Die Morgenbesprechung ist eine halbe Stunde her, als Anders an Iduns Tür klopft. Ohne ihre Antwort abzuwarten, tritt er ein. Sie sitzt an ihrem Schreibtisch. Anders setzt sich ihr gegenüber auf den Besucherstuhl, sagt aber nichts.

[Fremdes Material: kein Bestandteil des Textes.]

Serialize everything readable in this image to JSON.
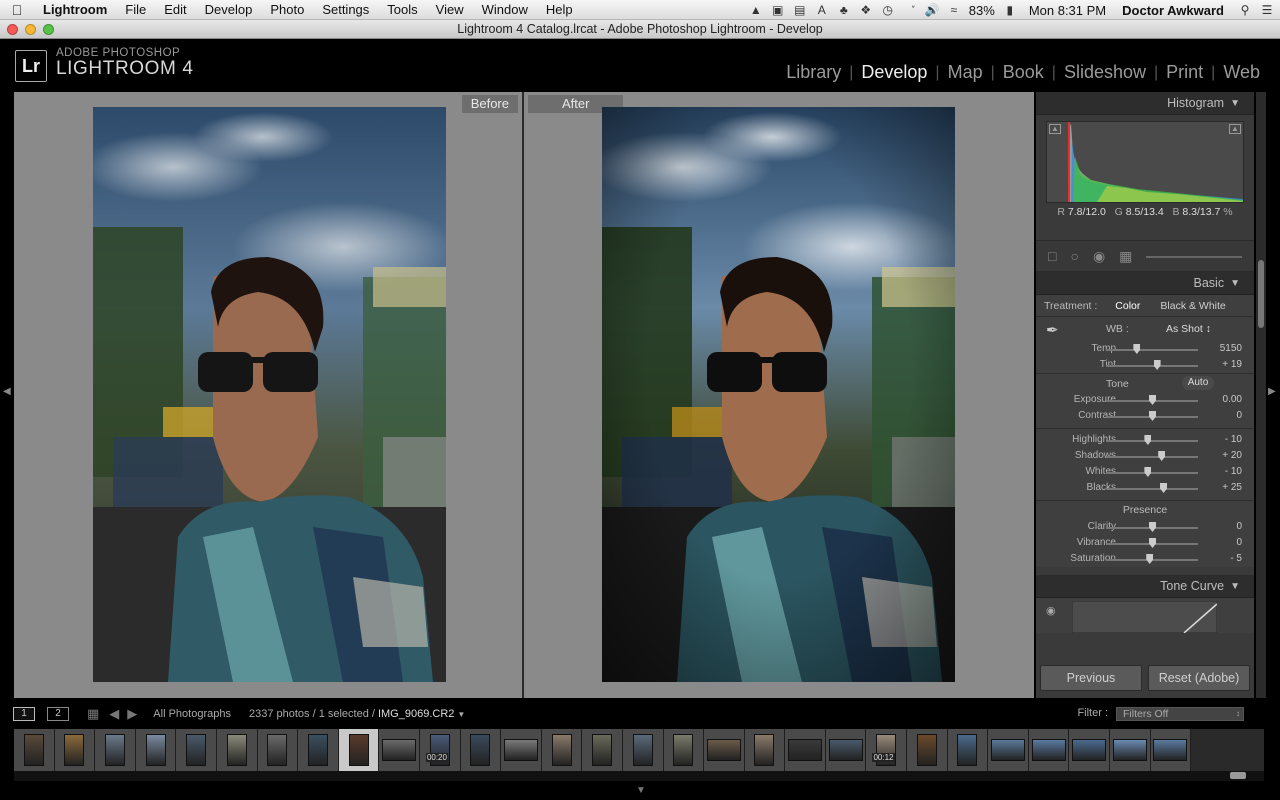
{
  "menubar": {
    "app": "Lightroom",
    "items": [
      "File",
      "Edit",
      "Develop",
      "Photo",
      "Settings",
      "Tools",
      "View",
      "Window",
      "Help"
    ],
    "battery": "83%",
    "clock": "Mon 8:31 PM",
    "user": "Doctor Awkward"
  },
  "window": {
    "title": "Lightroom 4 Catalog.lrcat - Adobe Photoshop Lightroom - Develop"
  },
  "header": {
    "logo": "Lr",
    "brand_top": "ADOBE PHOTOSHOP",
    "brand_main": "LIGHTROOM 4",
    "modules": [
      "Library",
      "Develop",
      "Map",
      "Book",
      "Slideshow",
      "Print",
      "Web"
    ],
    "active_module": "Develop"
  },
  "compare": {
    "before_label": "Before",
    "after_label": "After"
  },
  "panel": {
    "histogram": {
      "title": "Histogram",
      "r_label": "R",
      "r": "7.8/12.0",
      "g_label": "G",
      "g": "8.5/13.4",
      "b_label": "B",
      "b": "8.3/13.7",
      "pct": "%"
    },
    "basic": {
      "title": "Basic",
      "treatment_label": "Treatment :",
      "treatment_color": "Color",
      "treatment_bw": "Black & White",
      "wb_label": "WB :",
      "wb_value": "As Shot",
      "tone_label": "Tone",
      "auto_label": "Auto",
      "presence_label": "Presence",
      "sliders_wb": [
        {
          "label": "Temp",
          "value": "5150",
          "pos": 0.33
        },
        {
          "label": "Tint",
          "value": "+ 19",
          "pos": 0.55
        }
      ],
      "sliders_tone1": [
        {
          "label": "Exposure",
          "value": "0.00",
          "pos": 0.5
        },
        {
          "label": "Contrast",
          "value": "0",
          "pos": 0.5
        }
      ],
      "sliders_tone2": [
        {
          "label": "Highlights",
          "value": "- 10",
          "pos": 0.45
        },
        {
          "label": "Shadows",
          "value": "+ 20",
          "pos": 0.6
        },
        {
          "label": "Whites",
          "value": "- 10",
          "pos": 0.45
        },
        {
          "label": "Blacks",
          "value": "+ 25",
          "pos": 0.62
        }
      ],
      "sliders_presence": [
        {
          "label": "Clarity",
          "value": "0",
          "pos": 0.5
        },
        {
          "label": "Vibrance",
          "value": "0",
          "pos": 0.5
        },
        {
          "label": "Saturation",
          "value": "- 5",
          "pos": 0.47
        }
      ]
    },
    "tone_curve": {
      "title": "Tone Curve"
    },
    "previous_label": "Previous",
    "reset_label": "Reset (Adobe)"
  },
  "filmbar": {
    "page1": "1",
    "page2": "2",
    "source": "All Photographs",
    "count": "2337 photos / 1 selected /",
    "filename": "IMG_9069.CR2",
    "filter_label": "Filter :",
    "filter_value": "Filters Off"
  },
  "filmstrip": {
    "selected_index": 8,
    "durations": [
      "00:20",
      "00:12"
    ]
  },
  "colors": {
    "accent": "#eeeeee",
    "panel": "#3a3a3a"
  }
}
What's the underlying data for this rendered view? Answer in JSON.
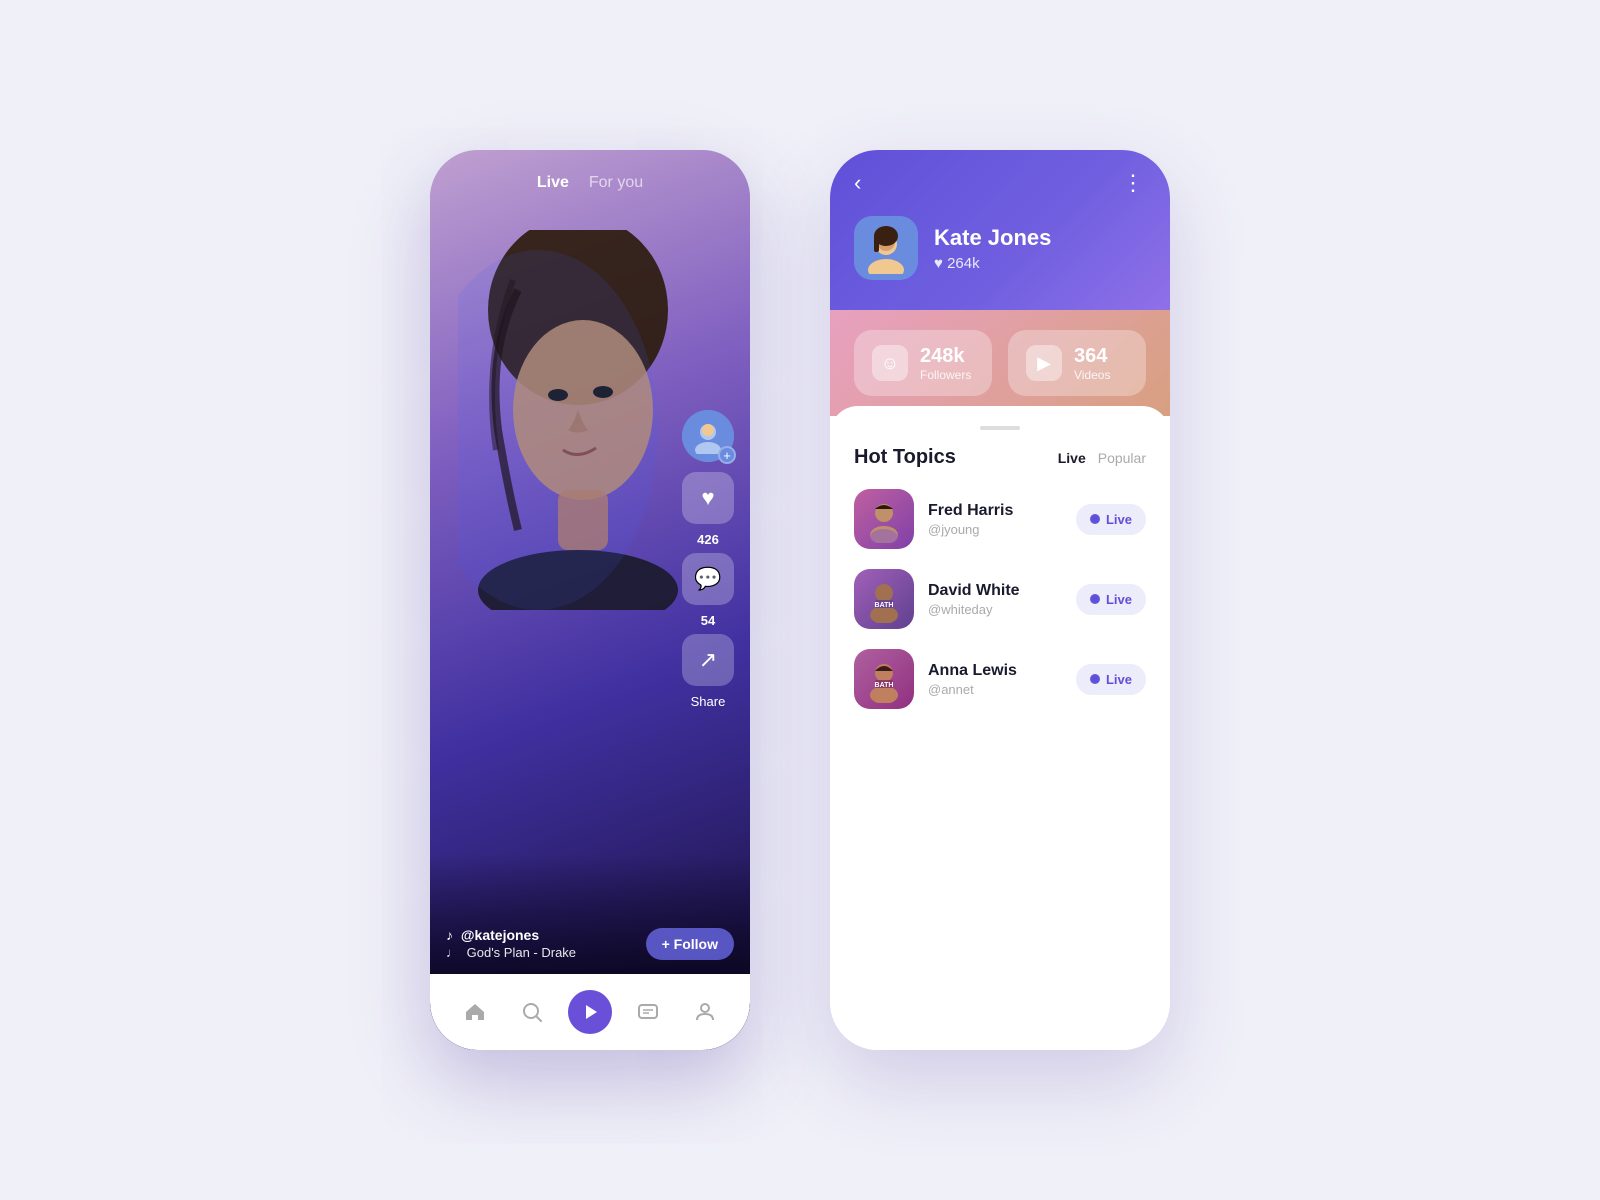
{
  "left_phone": {
    "nav": {
      "live": "Live",
      "for_you": "For you"
    },
    "action_buttons": {
      "likes": "426",
      "comments": "54",
      "share_label": "Share"
    },
    "bottom_info": {
      "handle": "@katejones",
      "song": "God's Plan - Drake"
    },
    "follow_button": "+ Follow",
    "bottom_nav": {
      "home_icon": "⌂",
      "search_icon": "○",
      "play_icon": "▶",
      "chat_icon": "⬜",
      "profile_icon": "◯"
    }
  },
  "right_phone": {
    "header": {
      "back_label": "‹",
      "more_label": "⋮",
      "name": "Kate Jones",
      "likes": "♥ 264k"
    },
    "stats": {
      "followers_count": "248k",
      "followers_label": "Followers",
      "videos_count": "364",
      "videos_label": "Videos"
    },
    "hot_topics": {
      "title": "Hot Topics",
      "tab_live": "Live",
      "tab_popular": "Popular",
      "items": [
        {
          "name": "Fred Harris",
          "handle": "@jyoung",
          "badge": "Live"
        },
        {
          "name": "David White",
          "handle": "@whiteday",
          "badge": "Live"
        },
        {
          "name": "Anna Lewis",
          "handle": "@annet",
          "badge": "Live"
        }
      ]
    }
  }
}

Idun sieht aus, als würde sie jeden Moment zusammenbrechen. Trotzdem weiß Anders es besser. Sie ist eine echte Kämpferin und unfassbar stur – manchmal an der Grenze dessen, was man noch als gesund bezeichnen kann. Eigentlich weiß er auch, dass er ihr besser nichts vorschreiben sollte, doch im Augenblick hat er keine andere Wahl. Siv hat ihn davor gewarnt, es auch nur zu versuchen. Die Sache ist nur: Jetzt, da es um Idun und die Lage in ihrer Abteilung geht, würde es an ein Dienstvergehen grenzen, wenn er es nicht wenigstens versuchen würde. Immerhin ist in letzter Konsequenz er für die beiden Ermittlungen verantwortlich, die sie leitet.
Er räuspert sich.
»Ich mache mir Sorgen um dich.«
Idun bedenkt ihn mit einem langen Blick, ehe sie die Arme verschränkt und sich nach hinten lehnt. Genau wie erwartet. Sofort stellt sie sich quer.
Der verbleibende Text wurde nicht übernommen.